USA Today recently had an article about US women winning a clear majority of the US medals at the Tokyo 2020 Olympics. This lead me to wonder what is the evolution of this trend over time, more specifically what fraction of the gold medals was captured by the US male/female athletes at the various Summer Olympic Games? Are there any clear trends, especially US women taking over the world or US men swiftly abandoning the forefront of the gold medal rankings?

In [None]:
import numpy as np
import pandas as pd
import matplotlib.pyplot as plt

# Olympic games up to Tokyo 2020

In [None]:
hosts = pd.read_csv('../input/olympic-games-medals-19862018/olympic_hosts.csv')
hosts.head()

In [None]:
#List of summer games and which year they were held in

is_summer_event = hosts['game_season'] == 'Summer'
summer_events   = hosts['game_slug'][is_summer_event]
summer_years    = hosts['game_year'][is_summer_event]
summer_years    = summer_years.append(pd.Series([2020])) #Later we will add Tokyo 2020 Olympics 
                                                        #from a different data set

In [None]:
#All medals up to 2019
medals = pd.read_csv('../input/olympic-games-medals-19862018/olympic_medals.csv')

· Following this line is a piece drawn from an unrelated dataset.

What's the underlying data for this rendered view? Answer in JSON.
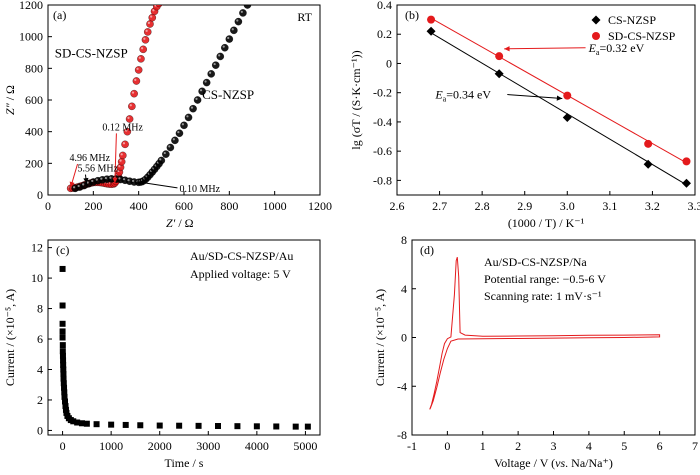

#full_discipline_title will allow us to avoid double counting team disciplines
medals['full_discipline_title'] = medals['discipline_title'] + ' ' + medals['event_title']

medals.head()

In [None]:
#Arrays to store fraction of gold medals won by US male/female athletes at each Games
m_ratio = np.zeros(len(summer_events) + 1)   #Plus one for Tokyo 2020 Olympics added later
f_ratio = np.zeros(len(summer_events) + 1)

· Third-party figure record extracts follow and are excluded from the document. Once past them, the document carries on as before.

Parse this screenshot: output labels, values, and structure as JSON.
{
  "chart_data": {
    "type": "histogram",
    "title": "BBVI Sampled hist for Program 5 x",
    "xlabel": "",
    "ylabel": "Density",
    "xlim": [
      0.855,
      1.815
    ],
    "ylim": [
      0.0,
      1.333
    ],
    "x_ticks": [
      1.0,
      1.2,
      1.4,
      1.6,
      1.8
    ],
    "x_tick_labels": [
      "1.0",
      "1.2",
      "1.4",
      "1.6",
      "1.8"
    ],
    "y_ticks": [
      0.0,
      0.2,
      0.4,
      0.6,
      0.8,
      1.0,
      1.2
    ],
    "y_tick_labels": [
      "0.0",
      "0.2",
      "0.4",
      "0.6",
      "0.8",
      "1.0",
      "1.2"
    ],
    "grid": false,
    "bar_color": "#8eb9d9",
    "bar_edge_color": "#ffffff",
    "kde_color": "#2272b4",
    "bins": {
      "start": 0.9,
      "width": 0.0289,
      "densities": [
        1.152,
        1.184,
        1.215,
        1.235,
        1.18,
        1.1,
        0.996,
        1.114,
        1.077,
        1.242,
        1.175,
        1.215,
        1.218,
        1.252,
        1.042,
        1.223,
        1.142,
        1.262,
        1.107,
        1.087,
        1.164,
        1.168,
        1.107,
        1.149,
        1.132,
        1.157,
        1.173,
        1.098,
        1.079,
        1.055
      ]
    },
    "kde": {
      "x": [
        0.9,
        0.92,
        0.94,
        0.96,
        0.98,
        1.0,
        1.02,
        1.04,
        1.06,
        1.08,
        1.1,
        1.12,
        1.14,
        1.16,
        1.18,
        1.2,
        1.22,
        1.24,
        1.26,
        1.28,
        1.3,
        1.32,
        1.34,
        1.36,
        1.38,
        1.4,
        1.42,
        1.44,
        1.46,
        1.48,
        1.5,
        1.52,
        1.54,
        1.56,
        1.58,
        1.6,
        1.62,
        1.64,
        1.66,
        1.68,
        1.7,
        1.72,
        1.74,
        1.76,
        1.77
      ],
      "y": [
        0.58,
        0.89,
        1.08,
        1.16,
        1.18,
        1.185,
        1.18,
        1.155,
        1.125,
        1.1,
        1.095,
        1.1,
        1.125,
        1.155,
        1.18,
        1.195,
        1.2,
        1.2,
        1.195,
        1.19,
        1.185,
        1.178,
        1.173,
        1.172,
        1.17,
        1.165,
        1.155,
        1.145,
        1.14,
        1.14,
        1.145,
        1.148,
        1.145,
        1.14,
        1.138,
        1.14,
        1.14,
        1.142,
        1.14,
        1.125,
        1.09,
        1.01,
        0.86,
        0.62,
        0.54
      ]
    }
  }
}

#Loop over all summer events up to 2019
for idx, event in enumerate(summer_events):
    
    event_filter = medals['slug_game'] == event
    gold_filter  = medals['medal_type'] == 'GOLD'
    m_filter     = medals['event_gender'] == 'Men'
    f_filter     = medals['event_gender'] == 'Women'
    us_filter    = medals['country_3_letter_code'] == 'USA'
    
    #Find all male/female gold winners at the event - all countries / US only
    m_data    = medals[event_filter & gold_filter & m_filter]
    us_m_data = medals[event_filter & gold_filter & m_filter & us_filter]
        
    f_data    = medals[event_filter & gold_filter & f_filter]
    us_f_data = medals[event_filter & gold_filter & f_filter & us_filter]
    
    #Calculate fraction of gold medals won by US athletes of both genders
    #Unique is used to avoid double counting team events where multiple athletes get a gold medal
    num_m_gold    = len(m_data['full_discipline_title'].unique())
    num_f_gold    = len(f_data['full_discipline_title'].unique())
    num_us_m_gold = len(us_m_data['full_discipline_title'].unique())
    num_us_f_gold = len(us_f_data['full_discipline_title'].unique())

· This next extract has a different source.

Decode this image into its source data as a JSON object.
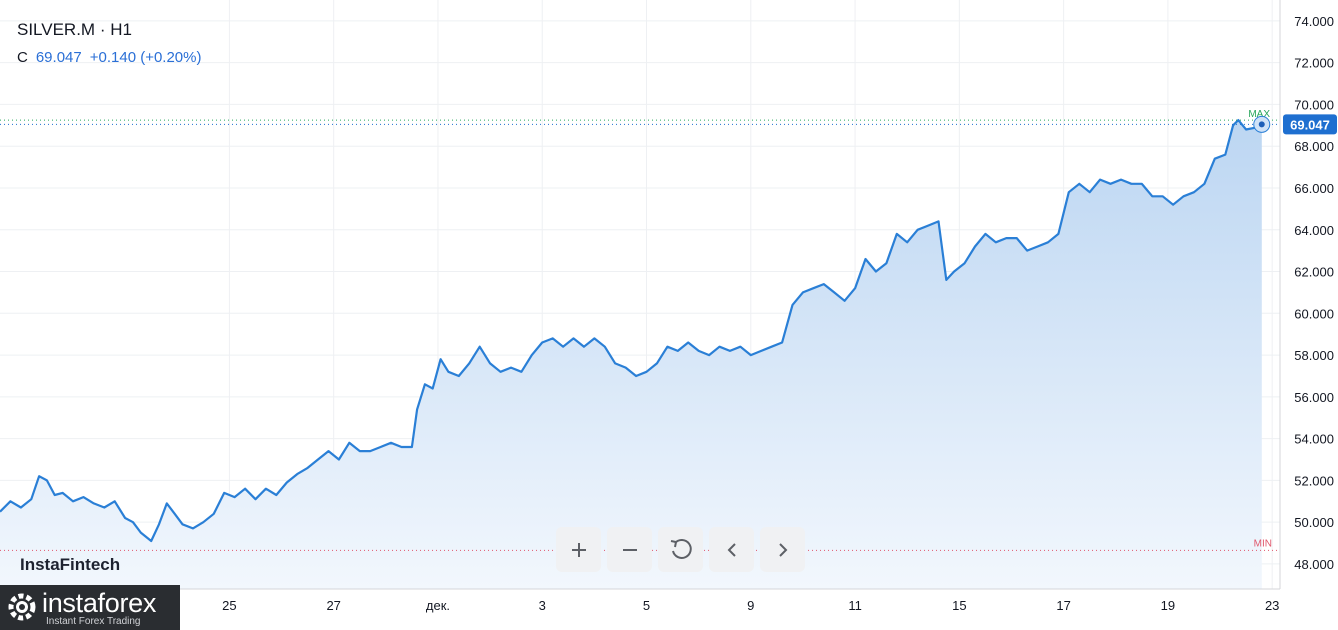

    m_ratio[idx] = num_us_m_gold/num_m_gold
    
    if num_f_gold > 0:
        f_ratio[idx] = num_us_f_gold/num_f_gold

# Tokyo 2020 from another dataset

In [None]:
tokyo_medals = pd.read_csv('../input/olympic-tokyo-2020/MedalsByCountryGender.csv')
tokyo_medals.head()

In [None]:
#Filter by gender
tokyo_medals_m = tokyo_medals[tokyo_medals['Gender'] == 'Male']
tokyo_medals_f = tokyo_medals[tokyo_medals['Gender'] == 'Female']

#Calculate fraction of gold medals won by US athletes of both genders
num_m_gold = sum(tokyo_medals_m['Gold'])
num_f_gold = sum(tokyo_medals_f['Gold'])

num_us_m_gold = tokyo_medals_m['Gold'][tokyo_medals_m['NOCCode'] == 'USA'].values[0]
num_us_f_gold = tokyo_medals_f['Gold'][tokyo_medals_f['NOCCode'] == 'USA'].values[0]

m_ratio[-1] = num_us_m_gold / num_m_gold
f_ratio[-1] = num_us_f_gold / num_f_gold

# Plot results

In [None]:
plt.scatter(summer_years, m_ratio, color = 'navy',    label = 'Male')
plt.scatter(summer_years, f_ratio, color = 'crimson', label = 'Female')
plt.ylim([-0.02,1.02])
plt.ylabel('Fraction of gold medals won by US athletes')
plt.xlabel('Year')
plt.legend()
plt.show()

US males pretty consistently won about 20-25% of gold medals up to 1980's, but - with the exception of the 1984 Olympics - their success rate has been steadily dropping since.

US females have been relatively more competitive on the global scene, though the fraction of the gold medals they win is also decreasing over time. Interestingly, there has been a significant uptick in the fraction of gold medals captured by the US female athletes at the 2012 Olympics, but this seems to be  going away and US females are again getting closer and closer to the fraction of the gold medals won by their male counterparts.